When you have more than one baby, you are at increased risk because the extra weight of the baby can put pressure on the cord, causing it to slip through the opening in the uterus. If this happens during childbirth, it can be very dangerous for both mother and child. That’s why it is essential to be aware of the signs of umbilical cord prolapse and seek emergency medical attention if you think it may be happening. Some symptoms to look out for include a sudden change in fetal heart rate, cramping or contractions, and vaginal bleeding.
Polyhydramnios occurs when too much amniotic fluid surrounds the baby in the womb. That can place additional pressure on the cord and cause it to drop into the birth canal. If you are diagnosed with polyhydramnios, your healthcare provider will closely monitor you during pregnancy and may recommend an induction or a C-section to reduce the risk of cord prolapse.
Signs, Symptoms and Treatment
The most common symptom of umbilical cord prolapse is feeling the prolapsed cord in your vagina after your water has broken. One study estimates that 57 percent of prolapses occur within five minutes after the membrane ruptures, and 67 percent occur within one hour of the rupture.
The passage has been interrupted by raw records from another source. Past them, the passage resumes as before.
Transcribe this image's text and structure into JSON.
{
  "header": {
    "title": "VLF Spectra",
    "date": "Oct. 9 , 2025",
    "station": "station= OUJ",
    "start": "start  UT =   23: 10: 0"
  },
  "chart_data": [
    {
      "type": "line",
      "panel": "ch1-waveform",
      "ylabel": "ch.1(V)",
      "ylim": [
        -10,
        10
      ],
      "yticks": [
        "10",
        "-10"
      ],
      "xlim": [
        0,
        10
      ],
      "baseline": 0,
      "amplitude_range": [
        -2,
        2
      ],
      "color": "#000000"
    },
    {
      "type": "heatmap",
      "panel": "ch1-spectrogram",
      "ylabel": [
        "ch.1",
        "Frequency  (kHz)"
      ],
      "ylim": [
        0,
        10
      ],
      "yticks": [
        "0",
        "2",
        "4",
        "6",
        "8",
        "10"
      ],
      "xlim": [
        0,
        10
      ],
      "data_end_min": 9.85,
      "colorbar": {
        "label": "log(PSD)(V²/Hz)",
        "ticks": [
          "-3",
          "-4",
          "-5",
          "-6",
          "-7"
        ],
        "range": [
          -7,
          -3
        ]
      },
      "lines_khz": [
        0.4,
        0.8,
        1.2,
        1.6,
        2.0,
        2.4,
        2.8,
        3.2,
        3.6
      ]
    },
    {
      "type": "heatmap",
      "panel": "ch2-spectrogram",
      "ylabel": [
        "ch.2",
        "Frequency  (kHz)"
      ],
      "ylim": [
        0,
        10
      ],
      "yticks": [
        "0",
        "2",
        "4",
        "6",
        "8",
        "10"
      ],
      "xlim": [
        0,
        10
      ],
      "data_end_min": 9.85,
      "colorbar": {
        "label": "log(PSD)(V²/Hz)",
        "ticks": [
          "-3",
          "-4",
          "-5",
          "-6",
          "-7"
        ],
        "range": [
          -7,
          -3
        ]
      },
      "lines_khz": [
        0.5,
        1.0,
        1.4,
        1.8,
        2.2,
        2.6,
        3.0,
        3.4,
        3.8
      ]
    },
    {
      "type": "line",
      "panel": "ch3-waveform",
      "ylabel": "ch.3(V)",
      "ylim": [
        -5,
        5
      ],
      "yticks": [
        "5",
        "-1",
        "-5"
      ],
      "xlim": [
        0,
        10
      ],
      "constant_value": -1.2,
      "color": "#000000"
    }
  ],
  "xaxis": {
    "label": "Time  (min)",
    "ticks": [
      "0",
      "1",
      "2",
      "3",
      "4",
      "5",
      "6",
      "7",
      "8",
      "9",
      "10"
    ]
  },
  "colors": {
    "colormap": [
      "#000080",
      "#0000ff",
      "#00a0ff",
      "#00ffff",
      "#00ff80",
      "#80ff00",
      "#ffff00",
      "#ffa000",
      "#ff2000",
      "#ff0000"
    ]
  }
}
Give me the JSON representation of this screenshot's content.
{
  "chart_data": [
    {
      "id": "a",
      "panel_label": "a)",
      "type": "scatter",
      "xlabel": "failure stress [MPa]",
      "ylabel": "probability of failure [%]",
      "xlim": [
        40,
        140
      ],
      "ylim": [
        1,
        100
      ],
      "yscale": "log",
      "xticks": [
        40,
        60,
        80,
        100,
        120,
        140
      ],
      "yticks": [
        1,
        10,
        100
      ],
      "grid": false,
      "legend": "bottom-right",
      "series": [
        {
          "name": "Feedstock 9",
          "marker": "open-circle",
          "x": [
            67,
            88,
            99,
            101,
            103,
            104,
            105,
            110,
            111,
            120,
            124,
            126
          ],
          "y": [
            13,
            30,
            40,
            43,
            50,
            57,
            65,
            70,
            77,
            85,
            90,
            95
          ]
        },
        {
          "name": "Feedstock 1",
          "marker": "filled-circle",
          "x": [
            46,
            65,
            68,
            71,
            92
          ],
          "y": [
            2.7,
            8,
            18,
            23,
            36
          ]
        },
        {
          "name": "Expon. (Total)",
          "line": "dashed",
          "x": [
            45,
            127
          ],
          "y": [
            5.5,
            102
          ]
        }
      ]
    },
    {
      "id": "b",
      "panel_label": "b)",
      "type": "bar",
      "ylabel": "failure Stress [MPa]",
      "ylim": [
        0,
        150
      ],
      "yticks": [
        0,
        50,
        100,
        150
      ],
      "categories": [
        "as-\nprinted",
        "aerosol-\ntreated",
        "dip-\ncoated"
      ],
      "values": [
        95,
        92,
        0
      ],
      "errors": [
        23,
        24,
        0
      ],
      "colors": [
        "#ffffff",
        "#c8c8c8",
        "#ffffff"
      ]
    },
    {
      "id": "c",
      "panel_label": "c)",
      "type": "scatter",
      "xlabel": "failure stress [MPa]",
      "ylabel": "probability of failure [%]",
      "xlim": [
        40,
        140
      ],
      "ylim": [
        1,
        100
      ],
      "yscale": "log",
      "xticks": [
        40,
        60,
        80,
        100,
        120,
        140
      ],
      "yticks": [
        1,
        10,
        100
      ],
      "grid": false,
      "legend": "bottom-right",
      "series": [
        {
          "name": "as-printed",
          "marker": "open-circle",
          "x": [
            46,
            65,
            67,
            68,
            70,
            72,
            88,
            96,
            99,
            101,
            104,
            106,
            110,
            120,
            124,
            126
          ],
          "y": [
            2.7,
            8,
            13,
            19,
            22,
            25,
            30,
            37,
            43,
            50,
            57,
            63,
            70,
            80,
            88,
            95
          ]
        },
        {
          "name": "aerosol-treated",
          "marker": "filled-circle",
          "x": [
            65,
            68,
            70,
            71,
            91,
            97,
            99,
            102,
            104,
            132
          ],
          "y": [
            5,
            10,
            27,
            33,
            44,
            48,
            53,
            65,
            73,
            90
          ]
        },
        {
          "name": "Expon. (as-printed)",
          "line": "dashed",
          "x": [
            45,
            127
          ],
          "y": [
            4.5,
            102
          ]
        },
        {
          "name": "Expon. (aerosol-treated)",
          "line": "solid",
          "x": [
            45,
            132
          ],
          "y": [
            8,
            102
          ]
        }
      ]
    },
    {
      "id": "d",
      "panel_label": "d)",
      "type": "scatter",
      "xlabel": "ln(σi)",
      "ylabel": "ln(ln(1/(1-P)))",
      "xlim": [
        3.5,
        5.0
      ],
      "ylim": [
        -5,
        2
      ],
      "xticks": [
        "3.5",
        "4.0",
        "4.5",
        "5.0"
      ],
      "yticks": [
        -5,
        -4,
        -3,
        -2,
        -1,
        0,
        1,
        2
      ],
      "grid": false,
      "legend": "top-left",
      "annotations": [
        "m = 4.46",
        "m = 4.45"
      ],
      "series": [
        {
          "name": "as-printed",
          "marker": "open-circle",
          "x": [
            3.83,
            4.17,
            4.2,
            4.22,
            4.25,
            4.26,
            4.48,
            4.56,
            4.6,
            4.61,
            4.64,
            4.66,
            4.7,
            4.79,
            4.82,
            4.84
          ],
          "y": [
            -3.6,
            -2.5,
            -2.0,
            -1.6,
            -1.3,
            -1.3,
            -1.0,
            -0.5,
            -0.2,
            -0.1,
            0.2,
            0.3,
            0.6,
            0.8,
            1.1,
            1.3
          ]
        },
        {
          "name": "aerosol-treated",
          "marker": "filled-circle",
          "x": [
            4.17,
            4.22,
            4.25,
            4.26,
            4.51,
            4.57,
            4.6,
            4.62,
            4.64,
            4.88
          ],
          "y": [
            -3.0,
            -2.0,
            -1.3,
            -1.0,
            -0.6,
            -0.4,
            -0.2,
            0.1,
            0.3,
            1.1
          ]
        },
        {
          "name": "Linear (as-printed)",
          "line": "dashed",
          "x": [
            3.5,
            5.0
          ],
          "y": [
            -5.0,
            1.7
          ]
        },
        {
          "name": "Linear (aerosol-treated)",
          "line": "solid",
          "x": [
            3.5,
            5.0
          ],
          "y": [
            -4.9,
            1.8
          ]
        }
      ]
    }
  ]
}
Other signs and symptoms may include contractions, abdominal pain, fetal distress, vaginal bleeding and a change in baby’s heart rate. Diagnosis of umbilical cord prolapse is done so by seeing or palpating the prolapsed cord on a pelvic exam. If it is not treated quickly, it can lead to serious complications for both mother and child. With prompt medical treatment, however, most women go on to have healthy pregnancies and babies.
If and when umbilical cord prolapse is diagnosed, the most important thing to do is deliver the baby as soon as possible. That is done via C-section or induction. In some cases, it may be possible to reposition the baby, so the cord is no longer compressed, however, this is only possible if the umbilical cord is not completely prolapsed and the baby’s head isn’t engaged in the birth canal.
Though a scary concern to think about, umbilical cord prolapse is relatively rare. However, if it does occur, quick outreach to a doctor and fast prognosis is generally good with early detection and can be treated promptly. Expectant mothers should be aware of the symptoms and seek medical attention immediately if they occur.